Oh my, I’m 30 years-old and not married. God must want me to be a nun-“But Lord, I’m not even Catholic!” If I lose this job, I’ll never get another one. If that person gets elected or Congress passes this law, our country will never survive. Assumptions run the gamut from the totally illogical to simple second guessing. They range in scope from the personal to wide scale. They can take us down roads we were never meant to travel. In Israel’s case, quite literally… 

When the twelve spies returned from checking out the Promised Land, all but two (Joshua and Caleb) made a dismal assessment. Although the land looked good, they reported that the giants living there would be impossible to defeat. They assumed because the Amalekites and Canaanites were bigger and stronger, Israel didn’t stand a chance. The spies’ fear ran so rampant in the camp that the whole nation was ready to turn tail and run before there was even a skirmish! They assumed God had brought them out of Egypt to let them die in the desert. Forget God’s promises; forget his miracles; forget his looming presence on Mt. Sinai. Fear-fed assumptions overtook faith.

In the end, their assumptions determined their fate. They wandered in the desert forty years until that generation did, in fact, die there. That’s what makes assumptions so dangerous. If we’re not careful, they will undermine our faith and sabotage our destiny.

Assumption-making feeds our fretting. And fretting leads only to evil (Psalm 37:8). Worry undermines our trust in God and provokes us to take matters in our own hands-or minds. We jump ahead of God because we don’t want to wait on his timing.

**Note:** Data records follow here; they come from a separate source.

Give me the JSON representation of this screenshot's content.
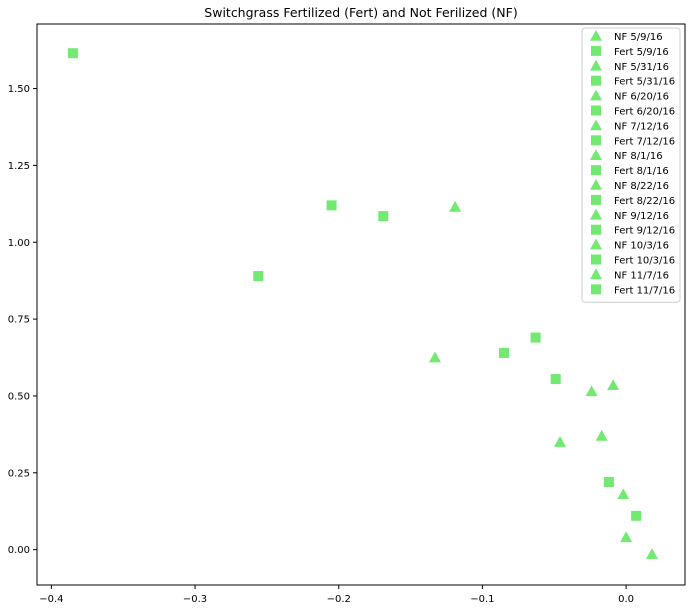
{
  "chart_data": {
    "type": "scatter",
    "title": "Switchgrass Fertilized (Fert) and Not Ferilized (NF)",
    "xlabel": "",
    "ylabel": "",
    "xlim": [
      -0.41,
      0.041
    ],
    "ylim": [
      -0.115,
      1.71
    ],
    "xticks": [
      -0.4,
      -0.3,
      -0.2,
      -0.1,
      0.0
    ],
    "xtick_labels": [
      "−0.4",
      "−0.3",
      "−0.2",
      "−0.1",
      "0.0"
    ],
    "yticks": [
      0.0,
      0.25,
      0.5,
      0.75,
      1.0,
      1.25,
      1.5
    ],
    "ytick_labels": [
      "0.00",
      "0.25",
      "0.50",
      "0.75",
      "1.00",
      "1.25",
      "1.50"
    ],
    "grid": false,
    "legend_position": "top-right",
    "series": [
      {
        "name": "NF 5/9/16",
        "marker": "triangle",
        "color": "#72ea72",
        "points": [
          [
            0.018,
            -0.015
          ]
        ]
      },
      {
        "name": "Fert 5/9/16",
        "marker": "square",
        "color": "#72ea72",
        "points": [
          [
            0.007,
            0.11
          ]
        ]
      },
      {
        "name": "NF 5/31/16",
        "marker": "triangle",
        "color": "#72ea72",
        "points": [
          [
            0.0,
            0.04
          ]
        ]
      },
      {
        "name": "Fert 5/31/16",
        "marker": "square",
        "color": "#72ea72",
        "points": [
          [
            -0.012,
            0.22
          ]
        ]
      },
      {
        "name": "NF 6/20/16",
        "marker": "triangle",
        "color": "#72ea72",
        "points": [
          [
            -0.002,
            0.18
          ]
        ]
      },
      {
        "name": "Fert 6/20/16",
        "marker": "square",
        "color": "#72ea72",
        "points": [
          [
            -0.049,
            0.555
          ]
        ]
      },
      {
        "name": "NF 7/12/16",
        "marker": "triangle",
        "color": "#72ea72",
        "points": [
          [
            -0.017,
            0.37
          ]
        ]
      },
      {
        "name": "Fert 7/12/16",
        "marker": "square",
        "color": "#72ea72",
        "points": [
          [
            -0.085,
            0.64
          ]
        ]
      },
      {
        "name": "NF 8/1/16",
        "marker": "triangle",
        "color": "#72ea72",
        "points": [
          [
            -0.046,
            0.35
          ]
        ]
      },
      {
        "name": "Fert 8/1/16",
        "marker": "square",
        "color": "#72ea72",
        "points": [
          [
            -0.063,
            0.69
          ]
        ]
      },
      {
        "name": "NF 8/22/16",
        "marker": "triangle",
        "color": "#72ea72",
        "points": [
          [
            -0.024,
            0.515
          ]
        ]
      },
      {
        "name": "Fert 8/22/16",
        "marker": "square",
        "color": "#72ea72",
        "points": [
          [
            -0.169,
            1.085
          ]
        ]
      },
      {
        "name": "NF 9/12/16",
        "marker": "triangle",
        "color": "#72ea72",
        "points": [
          [
            -0.009,
            0.535
          ]
        ]
      },
      {
        "name": "Fert 9/12/16",
        "marker": "square",
        "color": "#72ea72",
        "points": [
          [
            -0.205,
            1.12
          ]
        ]
      },
      {
        "name": "NF 10/3/16",
        "marker": "triangle",
        "color": "#72ea72",
        "points": [
          [
            -0.133,
            0.625
          ]
        ]
      },
      {
        "name": "Fert 10/3/16",
        "marker": "square",
        "color": "#72ea72",
        "points": [
          [
            -0.256,
            0.89
          ]
        ]
      },
      {
        "name": "NF 11/7/16",
        "marker": "triangle",
        "color": "#72ea72",
        "points": [
          [
            -0.119,
            1.115
          ]
        ]
      },
      {
        "name": "Fert 11/7/16",
        "marker": "square",
        "color": "#72ea72",
        "points": [
          [
            -0.385,
            1.615
          ]
        ]
      }
    ]
  }
}
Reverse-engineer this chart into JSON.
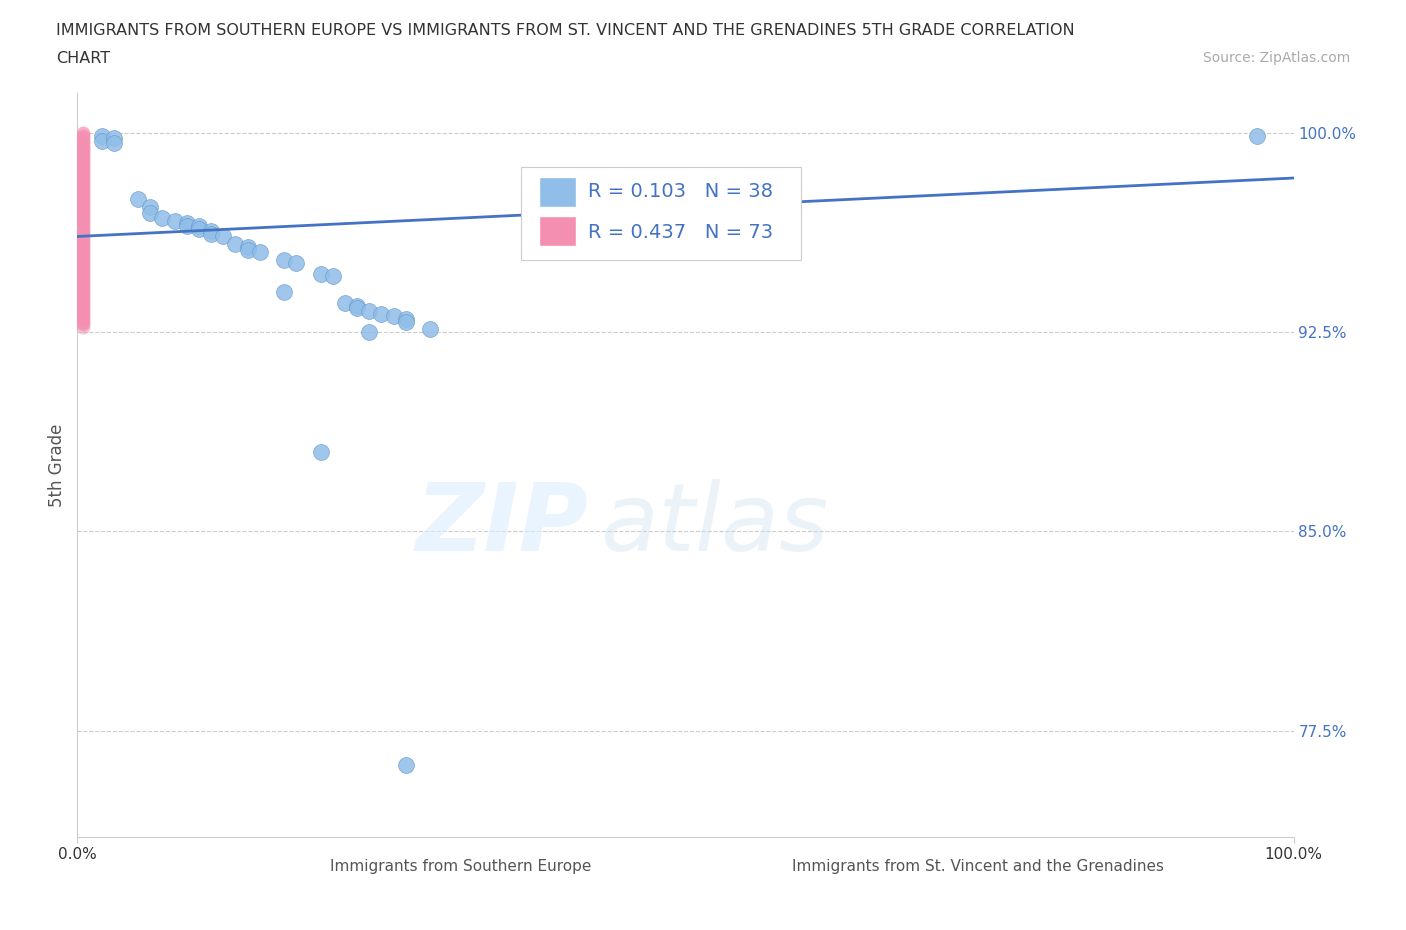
{
  "title_line1": "IMMIGRANTS FROM SOUTHERN EUROPE VS IMMIGRANTS FROM ST. VINCENT AND THE GRENADINES 5TH GRADE CORRELATION",
  "title_line2": "CHART",
  "source": "Source: ZipAtlas.com",
  "ylabel": "5th Grade",
  "xlim": [
    0.0,
    1.0
  ],
  "ylim": [
    0.735,
    1.015
  ],
  "yticks": [
    0.775,
    0.85,
    0.925,
    1.0
  ],
  "ytick_labels": [
    "77.5%",
    "85.0%",
    "92.5%",
    "100.0%"
  ],
  "xtick_labels": [
    "0.0%",
    "100.0%"
  ],
  "xticks": [
    0.0,
    1.0
  ],
  "watermark_zip": "ZIP",
  "watermark_atlas": "atlas",
  "legend_label1": "Immigrants from Southern Europe",
  "legend_label2": "Immigrants from St. Vincent and the Grenadines",
  "R1": 0.103,
  "N1": 38,
  "R2": 0.437,
  "N2": 73,
  "color_blue": "#90BEE8",
  "color_pink": "#F48FB1",
  "trendline_color": "#4472C4",
  "trendline_start_x": 0.0,
  "trendline_start_y": 0.961,
  "trendline_end_x": 1.0,
  "trendline_end_y": 0.983,
  "blue_dots_x": [
    0.02,
    0.02,
    0.03,
    0.03,
    0.05,
    0.06,
    0.06,
    0.07,
    0.08,
    0.09,
    0.09,
    0.1,
    0.1,
    0.11,
    0.11,
    0.12,
    0.13,
    0.14,
    0.14,
    0.15,
    0.17,
    0.18,
    0.2,
    0.21,
    0.22,
    0.23,
    0.23,
    0.24,
    0.25,
    0.26,
    0.27,
    0.27,
    0.29,
    0.17,
    0.24,
    0.97,
    0.2,
    0.27
  ],
  "blue_dots_y": [
    0.999,
    0.997,
    0.998,
    0.996,
    0.975,
    0.972,
    0.97,
    0.968,
    0.967,
    0.966,
    0.965,
    0.965,
    0.964,
    0.963,
    0.962,
    0.961,
    0.958,
    0.957,
    0.956,
    0.955,
    0.952,
    0.951,
    0.947,
    0.946,
    0.936,
    0.935,
    0.934,
    0.933,
    0.932,
    0.931,
    0.93,
    0.929,
    0.926,
    0.94,
    0.925,
    0.999,
    0.88,
    0.762
  ],
  "pink_dots_x": [
    0.005,
    0.005,
    0.005,
    0.005,
    0.005,
    0.005,
    0.005,
    0.005,
    0.005,
    0.005,
    0.005,
    0.005,
    0.005,
    0.005,
    0.005,
    0.005,
    0.005,
    0.005,
    0.005,
    0.005,
    0.005,
    0.005,
    0.005,
    0.005,
    0.005,
    0.005,
    0.005,
    0.005,
    0.005,
    0.005,
    0.005,
    0.005,
    0.005,
    0.005,
    0.005,
    0.005,
    0.005,
    0.005,
    0.005,
    0.005,
    0.005,
    0.005,
    0.005,
    0.005,
    0.005,
    0.005,
    0.005,
    0.005,
    0.005,
    0.005,
    0.005,
    0.005,
    0.005,
    0.005,
    0.005,
    0.005,
    0.005,
    0.005,
    0.005,
    0.005,
    0.005,
    0.005,
    0.005,
    0.005,
    0.005,
    0.005,
    0.005,
    0.005,
    0.005,
    0.005,
    0.005,
    0.005,
    0.005
  ],
  "pink_dots_y": [
    1.0,
    0.999,
    0.998,
    0.997,
    0.996,
    0.995,
    0.994,
    0.993,
    0.992,
    0.991,
    0.99,
    0.989,
    0.988,
    0.987,
    0.986,
    0.985,
    0.984,
    0.983,
    0.982,
    0.981,
    0.98,
    0.979,
    0.978,
    0.977,
    0.976,
    0.975,
    0.974,
    0.973,
    0.972,
    0.971,
    0.97,
    0.969,
    0.968,
    0.967,
    0.966,
    0.965,
    0.964,
    0.963,
    0.962,
    0.961,
    0.96,
    0.959,
    0.958,
    0.957,
    0.956,
    0.955,
    0.954,
    0.953,
    0.952,
    0.951,
    0.95,
    0.949,
    0.948,
    0.947,
    0.946,
    0.945,
    0.944,
    0.943,
    0.942,
    0.941,
    0.94,
    0.939,
    0.938,
    0.937,
    0.936,
    0.935,
    0.934,
    0.933,
    0.932,
    0.931,
    0.93,
    0.929,
    0.928
  ],
  "pink_outlier_x": [
    0.005
  ],
  "pink_outlier_y": [
    0.927
  ]
}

I don’t know about you, but I have to fight against making assumptions. It takes effort for me not to fall into pessimistic worry. The only antidote I’ve found lies tucked away in the 37th Psalm… “Trust in the Lord and do good…” (verse 3). Trusting and fretting can’t inhabit the same space. Nor can faith and fear. So join me in releasing those troublesome circumstances and voice a new assumption-God’s got it!

It’s the only assumption that takes us to the right place.